STATUS: After several days of strong winds, clouds and many other issues, we finally managed to get the launch conditions we were looking for and launched RENU this morning at approximately 06:38 UT. The good news is that we managed to launch into a brief but strong event. The discussions that led to the decision to launch were intense, to say the least. I could show the EISCAT radar data that shows the ion outflow, electron heating, etc., and then I could brag about how we managed to hit a relatively transient event, but instead I will show an image of the aurora overhead at KHO just three minutes before the launch took place.

The not-so-good news is that there appear to have been issues with the payload. While this information is still preliminary, it seems that the separation of the nose cone (that took place between the firing of the 3rd and 4th stage motor burns) coincided with a loss of power to instruments in the forward section of the payload. The apogee was also significantly lower than predicted, reaching only about 340 km instead of the 450+ km expected.

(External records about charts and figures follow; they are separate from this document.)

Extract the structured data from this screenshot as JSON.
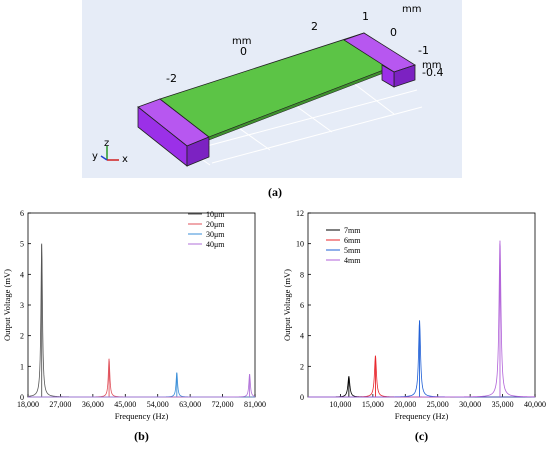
{
  "panel_a": {
    "label": "(a)",
    "top_labels": [
      "-2",
      "0",
      "2",
      "1"
    ],
    "mm_top": "mm",
    "mm_right": "mm",
    "mm_side": "mm",
    "side_labels": [
      "0",
      "-1",
      "-0.4"
    ],
    "axes": {
      "x": "x",
      "y": "y",
      "z": "z"
    },
    "colors": {
      "beam": "#5cc446",
      "electrode": "#9b30e8",
      "background": "#e6ecf7"
    }
  },
  "chart_data": [
    {
      "type": "line",
      "panel_label": "(b)",
      "xlabel": "Frequency (Hz)",
      "ylabel": "Output Voltage (mV)",
      "xlim": [
        18000,
        81000
      ],
      "ylim": [
        0,
        6
      ],
      "xticks": [
        "18,000",
        "27,000",
        "36,000",
        "45,000",
        "54,000",
        "63,000",
        "72,000",
        "81,000"
      ],
      "yticks": [
        "0",
        "1",
        "2",
        "3",
        "4",
        "5",
        "6"
      ],
      "legend_position": "top-right",
      "series": [
        {
          "name": "10μm",
          "color": "#555555",
          "peak_x": 21800,
          "peak_y": 5.0,
          "width": 250
        },
        {
          "name": "20μm",
          "color": "#e0505a",
          "peak_x": 40500,
          "peak_y": 1.25,
          "width": 250
        },
        {
          "name": "30μm",
          "color": "#3a8fd8",
          "peak_x": 59300,
          "peak_y": 0.8,
          "width": 250
        },
        {
          "name": "40μm",
          "color": "#b070d8",
          "peak_x": 79500,
          "peak_y": 0.75,
          "width": 250
        }
      ]
    },
    {
      "type": "line",
      "panel_label": "(c)",
      "xlabel": "Frequency (Hz)",
      "ylabel": "Output Voltage (mV)",
      "xlim": [
        5000,
        40000
      ],
      "ylim": [
        0,
        12
      ],
      "xticks": [
        "10,000",
        "15,000",
        "20,000",
        "25,000",
        "30,000",
        "35,000",
        "40,000"
      ],
      "yticks": [
        "0",
        "2",
        "4",
        "6",
        "8",
        "10",
        "12"
      ],
      "legend_position": "top-left",
      "series": [
        {
          "name": "7mm",
          "color": "#000000",
          "peak_x": 11300,
          "peak_y": 1.35,
          "width": 180
        },
        {
          "name": "6mm",
          "color": "#e8252b",
          "peak_x": 15400,
          "peak_y": 2.7,
          "width": 180
        },
        {
          "name": "5mm",
          "color": "#1f5fd6",
          "peak_x": 22200,
          "peak_y": 5.0,
          "width": 180
        },
        {
          "name": "4mm",
          "color": "#b060d8",
          "peak_x": 34600,
          "peak_y": 10.2,
          "width": 180
        }
      ]
    }
  ]
}
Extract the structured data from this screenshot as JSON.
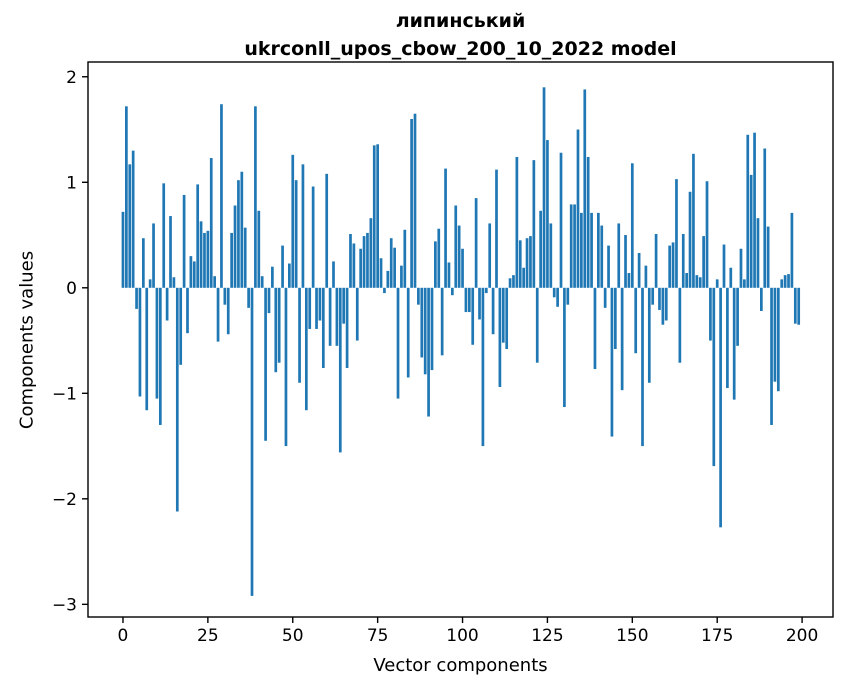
{
  "figure": {
    "title_line1": "липинський",
    "title_line2": "ukrconll_upos_cbow_200_10_2022 model"
  },
  "chart_data": {
    "type": "bar",
    "title": "липинський",
    "subtitle": "ukrconll_upos_cbow_200_10_2022 model",
    "xlabel": "Vector components",
    "ylabel": "Components values",
    "bar_color": "#1f77b4",
    "axis_color": "#000000",
    "grid": false,
    "legend": null,
    "x_ticks": [
      0,
      25,
      50,
      75,
      100,
      125,
      150,
      175,
      200
    ],
    "y_ticks": [
      2,
      1,
      0,
      -1,
      -2,
      -3
    ],
    "xlim": [
      -10.3,
      209.1
    ],
    "ylim": [
      -3.12,
      2.14
    ],
    "x_range": [
      0,
      199
    ],
    "values": [
      0.72,
      1.72,
      1.17,
      1.3,
      -0.2,
      -1.03,
      0.47,
      -1.16,
      0.08,
      0.61,
      -1.05,
      -1.3,
      0.99,
      -0.31,
      0.68,
      0.1,
      -2.12,
      -0.73,
      0.88,
      -0.43,
      0.3,
      0.25,
      0.98,
      0.63,
      0.52,
      0.54,
      1.23,
      0.11,
      -0.51,
      1.74,
      -0.16,
      -0.44,
      0.52,
      0.78,
      1.02,
      1.1,
      0.57,
      -0.19,
      -2.92,
      1.72,
      0.73,
      0.11,
      -1.45,
      -0.24,
      0.2,
      -0.8,
      -0.71,
      0.4,
      -1.5,
      0.23,
      1.26,
      1.02,
      -0.9,
      1.17,
      -1.16,
      -0.39,
      0.96,
      -0.39,
      -0.31,
      -0.76,
      1.08,
      -0.55,
      0.25,
      -0.55,
      -1.56,
      -0.34,
      -0.76,
      0.51,
      0.42,
      -0.5,
      0.37,
      0.49,
      0.52,
      0.66,
      1.35,
      1.36,
      0.28,
      -0.05,
      0.16,
      0.47,
      0.38,
      -1.05,
      0.21,
      0.55,
      -0.85,
      1.6,
      1.65,
      -0.16,
      -0.66,
      -0.82,
      -1.22,
      -0.78,
      0.44,
      0.56,
      -0.64,
      1.13,
      0.24,
      -0.07,
      0.78,
      0.59,
      0.37,
      -0.23,
      -0.23,
      -0.54,
      0.85,
      -0.3,
      -1.5,
      -0.05,
      0.61,
      -0.44,
      1.12,
      -0.94,
      -0.52,
      -0.58,
      0.09,
      0.12,
      1.24,
      0.45,
      0.19,
      0.47,
      0.49,
      1.21,
      -0.71,
      0.73,
      1.9,
      1.4,
      0.61,
      -0.09,
      -0.18,
      1.28,
      -1.13,
      -0.16,
      0.79,
      0.79,
      1.5,
      0.71,
      1.88,
      1.24,
      0.71,
      -0.77,
      0.71,
      0.59,
      -0.19,
      0.4,
      -1.41,
      -0.58,
      0.61,
      -0.97,
      0.5,
      0.14,
      1.18,
      -0.62,
      0.33,
      -1.5,
      0.21,
      -0.9,
      -0.16,
      0.51,
      -0.21,
      -0.35,
      -0.31,
      0.4,
      0.43,
      1.03,
      -0.71,
      0.51,
      0.14,
      0.91,
      1.27,
      0.12,
      0.1,
      0.49,
      1.01,
      -0.5,
      -1.69,
      0.08,
      -2.27,
      0.41,
      -0.95,
      0.19,
      -1.06,
      -0.55,
      0.37,
      0.08,
      1.45,
      1.07,
      1.47,
      0.66,
      -0.22,
      1.32,
      0.58,
      -1.3,
      -0.89,
      -0.98,
      0.08,
      0.12,
      0.13,
      0.71,
      -0.34,
      -0.35
    ]
  }
}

On the other hand, the subpayload performed very well and acquired measurements of electric fields and electron temperatures. The onboard auroral imager, mounted on the aft end of the main payload, also appears to have worked well.

It will take some time to sort this all out, of course.

THE LAST WORD: The support we have received from our Norwegian hosts, from the many people from other countries who contributed their efforts and, in particular, the people who worked so many long hours to put this rocket together has been incredible. On behalf of the science team, I would like to say THANK YOU and best wishes for a great holiday season.